On 15 April 2008, an appeals court sentenced the three students from Teheran’s elite Amir Kabir University to prison terms of about two years each on charges of having spread anti-Islamic images and propaganda against the state. The charges against the students were initially dropped by the lower court in the absence of the presentation of sufficient factual evidence supporting the charges by the prosecutors.
Confessions, which had been extracted under severe torture, were subsequently retracted by the three young men. The appeals court decision was not based on the presentation of any evidence. The lawyer for the students stated, “These students were sentenced without any reason.”

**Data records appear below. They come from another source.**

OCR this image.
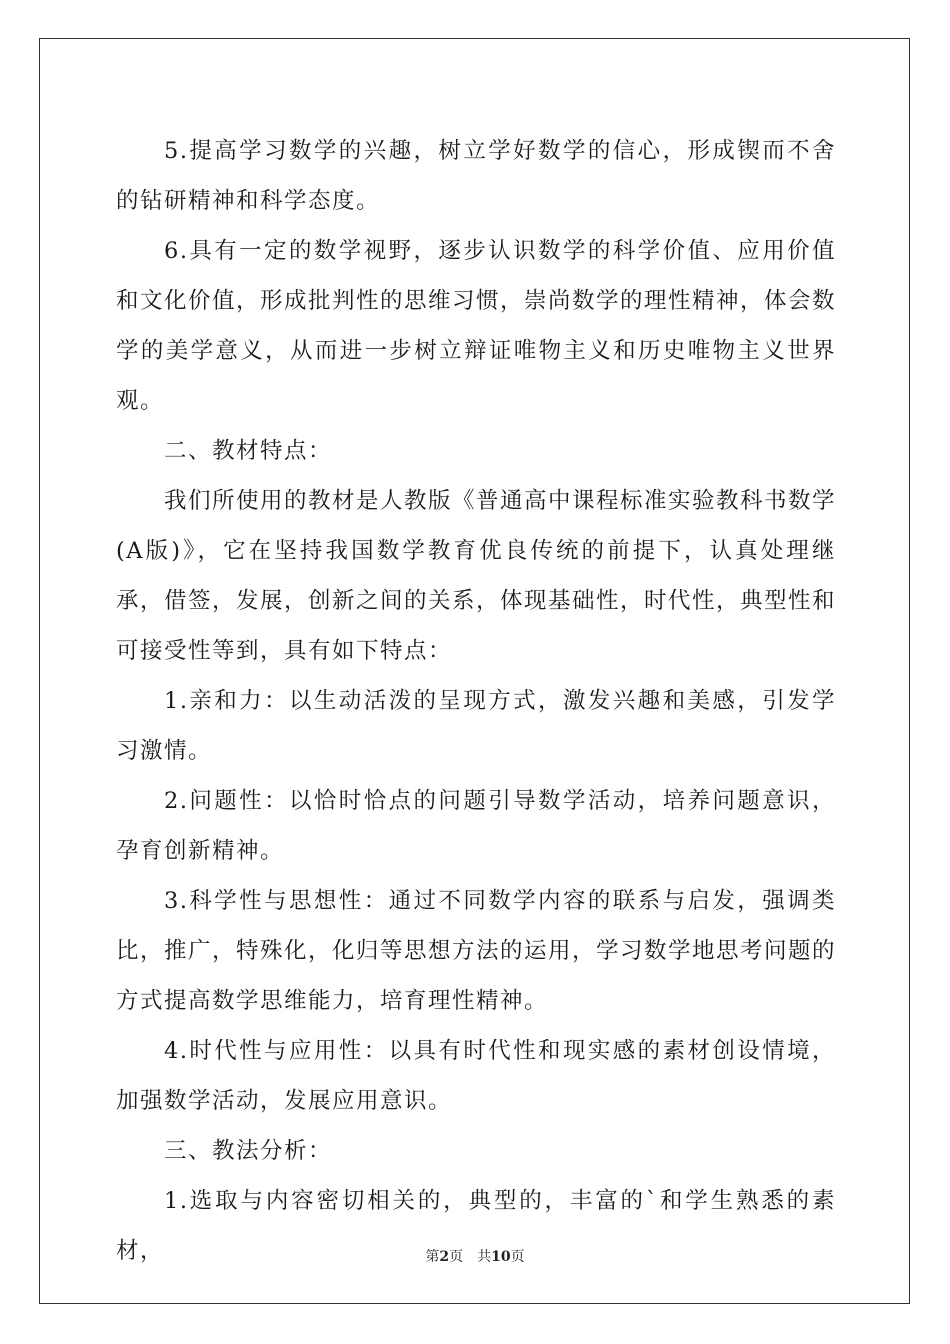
5.提高学习数学的兴趣，树立学好数学的信心，形成锲而不舍的钻研精神和科学态度。

6.具有一定的数学视野，逐步认识数学的科学价值、应用价值和文化价值，形成批判性的思维习惯，崇尚数学的理性精神，体会数学的美学意义，从而进一步树立辩证唯物主义和历史唯物主义世界观。

二、教材特点：

我们所使用的教材是人教版《普通高中课程标准实验教科书数学(A版)》，它在坚持我国数学教育优良传统的前提下，认真处理继承，借签，发展，创新之间的关系，体现基础性，时代性，典型性和可接受性等到，具有如下特点：

1.亲和力：以生动活泼的呈现方式，激发兴趣和美感，引发学习激情。

2.问题性：以恰时恰点的问题引导数学活动，培养问题意识，孕育创新精神。

3.科学性与思想性：通过不同数学内容的联系与启发，强调类比，推广，特殊化，化归等思想方法的运用，学习数学地思考问题的方式提高数学思维能力，培育理性精神。

4.时代性与应用性：以具有时代性和现实感的素材创设情境，加强数学活动，发展应用意识。

三、教法分析：

1.选取与内容密切相关的，典型的，丰富的`和学生熟悉的素材，	第2页 共10页
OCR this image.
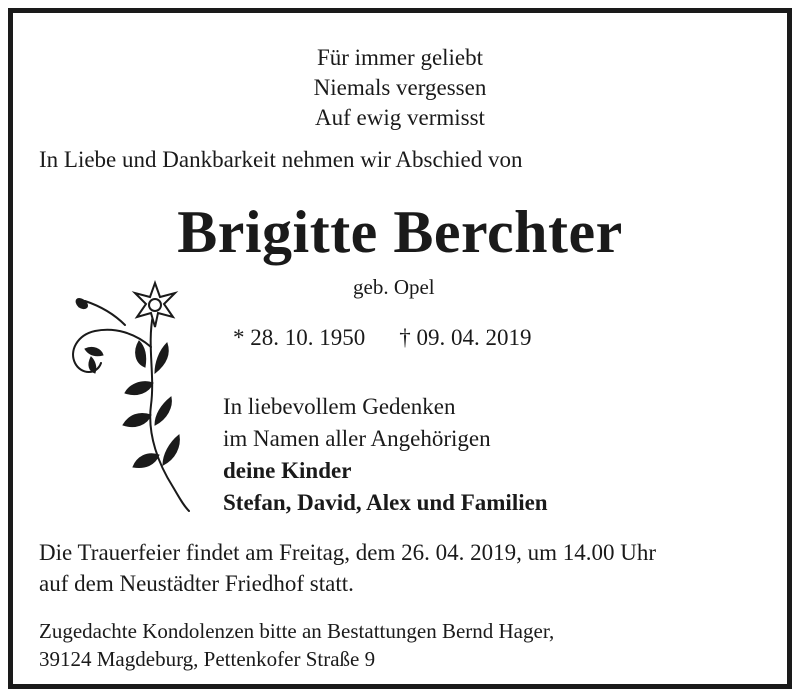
Für immer geliebt
Niemals vergessen
Auf ewig vermisst
In Liebe und Dankbarkeit nehmen wir Abschied von
Brigitte Berchter
geb. Opel
* 28. 10. 1950 † 09. 04. 2019
In liebevollem Gedenken
im Namen aller Angehörigen
deine Kinder
Stefan, David, Alex und Familien
Die Trauerfeier findet am Freitag, dem 26. 04. 2019, um 14.00 Uhr
auf dem Neustädter Friedhof statt.
Zugedachte Kondolenzen bitte an Bestattungen Bernd Hager,
39124 Magdeburg, Pettenkofer Straße 9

The case has been a matter of serious concern for the International Campaign for Human Rights in Iran, which included the accused students among the Prisoners of Conscience it has tried to support (www.iranhumanrights.org/en/themes/profiles/). The sentence deserves to be condemned in the strongest terms by all governments, intergovernmental organizations, and civil society groups that uphold international human rights standards and standards for fair and responsible trials.
“Indeed, what transpired was not a legitimate trial at all, but rather an officially sanctioned attempt to destroy the reputations and future of three promising young people by crudely manipulating the courts. The judicial system itself is a victim in this case. It has been ruthlessly exploited to accommodate blatantly political and subjective motives; rules of procedure, facts, evidence, logic, and the law itself have been ignored,” the Campaign stated.




it is easy to predict that the success of student activists in imposing their will and demands on government officials at academic institutions, such as the Teachers Training college and Zanjan University (where the students boldly took the initiative into their own hands), would result in a backlash by extreme right-wing officials who would plan an “instructive” counter-attack against the student movement.Hopefully such a reaction will not come. But from an analytic perspective, one must not negate it altogether. We hope that by being alert and preventive measures, the student movement will be able to pass the next few weeks and months with minimum turbulence and costs.
This is the reason that the moment imprisoned students step out of prison, it becomes clear to every one why they were put behind bars: for simply criticizing the president. It becomes instantly clear why they were subjected to interrogations and what questions were asked of them. These are the events that portray the image of this country. Students, social activists and journalists are certainly not on the list of those that dent this image. The publication of the arrest of students because of their criticism of the president brings forth a caricature image of Mahmud Ahmadinejad which does not match the claims that he made at Columbia University or the image that the regime strives to present about its standing.
There are at least 70 young people on death row who at the time of their arrest were under the age of 16. In the past 12 months, Iranian organisations claim that 80 feminists have been arrested and 20 of them have been sentenced from three to five years in jail. A total of 54 journalists have ended up in prison, several were released without trial after serving jail time, while others remain behind bars. In the past 12 months, 34 newspapers and magazines, among them the feminist magazine Zanan, have been shut down.
The families of Majid Tavakoli, Ahmad Ghasaban, and Ehsan Mansouri are releasing a Disclosing Statement of suffering to Ayatollah Hashemi Shadroudi, in an attempt to reveal what has happed to these three students while in prison. This letter states that 80 days after the trial of these three individuals, they are enduring mental and physical injuries as a result of being imprisoned and it has been requested of the judiciary to report on their condition.
Western diplomats and rights groups see the detention of women activists as part of a wider crackdown on dissent, which they say may be in response to Western pressure over Iran’s nuclear work. Iranian authorities have also clamped down on "immoral behaviour", including women flouting the strict Islamic dress code, since Mahmoud Ahmadinejad won the presidency in 2005 with his pledge to revive revolutionary values. The women's rights activists say their campaign is not focused on what they wear, even if outsiders see conservative dress codes as a symbolic and visible barrier to equality.